TL;DR: it looks like HBase (like BigTable), uses as a structure similar to a B+ tree to do the lookup. So the row-key is the primary index (and the only index of any sort in HBase by default.)
Long answer: From this Cloudera blog post about HBase write path, it looks like HBase operates the following way:
Each HBase table is hosted and managed by sets of servers which fall
into three categories:
- One active master server
- One or more backup master servers
- Many region servers
Region servers contribute to handling the HBase tables. Because HBase
tables can be large, they are broken up into partitions called
regions. Each region server handles one or more of these regions.
There's some more detail in the next paragraph:
Since the row key is sorted, it is easy to determine which region
server manages which key. ... Each row key belongs to a specific
region which is served by a region server. So based on the put or
delete’s key, an HBase client can locate a proper region server. At
first, it locates the address of the region server hosting the -ROOT-
region from the ZooKeeper quorum. From the root region server, the
client finds out the location of the region server hosting the -META-
region. From the meta region server, then we finally locate the
actual region server which serves the requested region. This is a
three-step process, so the region location is cached to avoid this
expensive series of operations.
From another Cloudera blog post, it looks like the exact format used to save the HBase on the file system keeps changing, but the above mechanism for row key lookups should be more or less consistent.

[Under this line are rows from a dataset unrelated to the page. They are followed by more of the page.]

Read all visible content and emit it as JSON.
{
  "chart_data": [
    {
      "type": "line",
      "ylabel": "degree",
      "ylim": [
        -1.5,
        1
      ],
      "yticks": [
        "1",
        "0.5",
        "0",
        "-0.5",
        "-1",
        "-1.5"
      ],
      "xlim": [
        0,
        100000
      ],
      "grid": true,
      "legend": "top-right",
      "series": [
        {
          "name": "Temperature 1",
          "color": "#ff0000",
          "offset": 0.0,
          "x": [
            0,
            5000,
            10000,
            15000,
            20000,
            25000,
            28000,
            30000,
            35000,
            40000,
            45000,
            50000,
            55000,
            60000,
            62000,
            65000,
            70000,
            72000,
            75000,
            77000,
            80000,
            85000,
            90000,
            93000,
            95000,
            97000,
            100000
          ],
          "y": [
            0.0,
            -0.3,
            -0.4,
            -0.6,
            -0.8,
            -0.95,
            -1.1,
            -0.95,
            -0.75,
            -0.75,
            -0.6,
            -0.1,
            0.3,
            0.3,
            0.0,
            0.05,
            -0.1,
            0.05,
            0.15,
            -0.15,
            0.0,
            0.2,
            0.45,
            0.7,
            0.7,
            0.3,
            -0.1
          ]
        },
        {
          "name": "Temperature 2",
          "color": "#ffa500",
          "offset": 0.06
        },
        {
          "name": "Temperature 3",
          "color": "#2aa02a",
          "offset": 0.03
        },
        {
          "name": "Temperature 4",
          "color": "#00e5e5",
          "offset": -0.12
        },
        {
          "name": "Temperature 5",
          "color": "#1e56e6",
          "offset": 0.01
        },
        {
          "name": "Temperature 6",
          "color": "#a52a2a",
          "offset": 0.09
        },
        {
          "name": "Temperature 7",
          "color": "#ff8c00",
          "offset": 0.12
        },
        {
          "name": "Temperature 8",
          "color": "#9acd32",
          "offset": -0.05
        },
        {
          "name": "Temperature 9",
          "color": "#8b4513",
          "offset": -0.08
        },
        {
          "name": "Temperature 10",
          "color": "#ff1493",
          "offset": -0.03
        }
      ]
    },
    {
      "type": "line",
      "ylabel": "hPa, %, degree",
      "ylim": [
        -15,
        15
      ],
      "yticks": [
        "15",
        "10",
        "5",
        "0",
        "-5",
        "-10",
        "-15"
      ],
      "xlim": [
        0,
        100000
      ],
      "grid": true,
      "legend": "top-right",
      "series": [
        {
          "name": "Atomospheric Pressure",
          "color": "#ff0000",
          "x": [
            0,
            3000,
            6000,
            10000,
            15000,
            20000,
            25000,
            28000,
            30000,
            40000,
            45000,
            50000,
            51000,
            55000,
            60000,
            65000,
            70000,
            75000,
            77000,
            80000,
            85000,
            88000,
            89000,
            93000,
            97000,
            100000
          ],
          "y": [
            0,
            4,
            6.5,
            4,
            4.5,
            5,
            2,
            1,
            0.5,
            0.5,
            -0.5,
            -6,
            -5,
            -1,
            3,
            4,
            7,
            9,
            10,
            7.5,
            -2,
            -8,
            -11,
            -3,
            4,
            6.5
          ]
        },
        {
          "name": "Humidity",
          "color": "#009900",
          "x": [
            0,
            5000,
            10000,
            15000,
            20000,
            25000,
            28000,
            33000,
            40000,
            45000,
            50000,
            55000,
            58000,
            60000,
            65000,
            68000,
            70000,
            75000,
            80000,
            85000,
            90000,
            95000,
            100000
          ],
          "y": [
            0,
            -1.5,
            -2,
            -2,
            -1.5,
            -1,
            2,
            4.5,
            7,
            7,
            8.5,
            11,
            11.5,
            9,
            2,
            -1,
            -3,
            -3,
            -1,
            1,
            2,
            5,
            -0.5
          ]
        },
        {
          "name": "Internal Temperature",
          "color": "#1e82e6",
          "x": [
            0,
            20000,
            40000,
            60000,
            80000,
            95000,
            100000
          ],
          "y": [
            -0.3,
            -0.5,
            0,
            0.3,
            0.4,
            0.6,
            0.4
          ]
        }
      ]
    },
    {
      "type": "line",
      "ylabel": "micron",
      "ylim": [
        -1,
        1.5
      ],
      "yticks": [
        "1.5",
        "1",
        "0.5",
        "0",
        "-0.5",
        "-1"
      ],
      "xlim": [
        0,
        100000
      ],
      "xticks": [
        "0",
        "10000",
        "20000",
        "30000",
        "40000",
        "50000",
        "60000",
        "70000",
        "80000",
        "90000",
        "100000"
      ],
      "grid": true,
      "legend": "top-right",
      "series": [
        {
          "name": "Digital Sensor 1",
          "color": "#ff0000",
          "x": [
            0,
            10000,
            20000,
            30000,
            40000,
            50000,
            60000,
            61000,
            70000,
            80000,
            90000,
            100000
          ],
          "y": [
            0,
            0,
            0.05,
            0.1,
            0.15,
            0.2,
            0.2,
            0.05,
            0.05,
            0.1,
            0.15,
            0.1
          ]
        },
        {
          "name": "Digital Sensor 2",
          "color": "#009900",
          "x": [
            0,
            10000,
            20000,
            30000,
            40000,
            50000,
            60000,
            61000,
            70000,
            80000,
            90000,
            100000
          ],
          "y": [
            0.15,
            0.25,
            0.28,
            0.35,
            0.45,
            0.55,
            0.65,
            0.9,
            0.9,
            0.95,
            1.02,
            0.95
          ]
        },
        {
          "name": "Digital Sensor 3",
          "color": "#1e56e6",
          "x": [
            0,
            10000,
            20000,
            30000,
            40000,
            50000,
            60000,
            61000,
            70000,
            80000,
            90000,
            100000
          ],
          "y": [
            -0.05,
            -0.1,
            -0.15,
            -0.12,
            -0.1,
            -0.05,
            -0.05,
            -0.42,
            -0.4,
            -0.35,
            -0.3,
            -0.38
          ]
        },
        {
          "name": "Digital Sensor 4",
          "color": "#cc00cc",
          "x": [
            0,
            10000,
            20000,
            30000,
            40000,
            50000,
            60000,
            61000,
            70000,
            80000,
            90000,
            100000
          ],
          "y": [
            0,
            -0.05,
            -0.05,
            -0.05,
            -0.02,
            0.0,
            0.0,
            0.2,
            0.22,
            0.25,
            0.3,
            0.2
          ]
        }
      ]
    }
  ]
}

This mechanism is very, very similar to Google BigTable's lookup (you will find the details in Section 5.1 starting at the end of page 4 on the PDF), which uses a three-level heirarchy to query the row-key location: Chubby -> Root tablet -> METADATA tablets -> actual tablet
UPDATE: to answer the question about lookups inside a Region Server itself: I don't know for sure, but since the row keys are sorted, and HBase knows the start and end keys, I suspect it uses a binary search or interpolation search, both of which are really fast - log(n) and log(log(n)) respectively. I don't think HBase would ever need to scan rows from the start row key to the one that it needs to find, since searches on sorted keys is well-known problem that has several efficient solutions.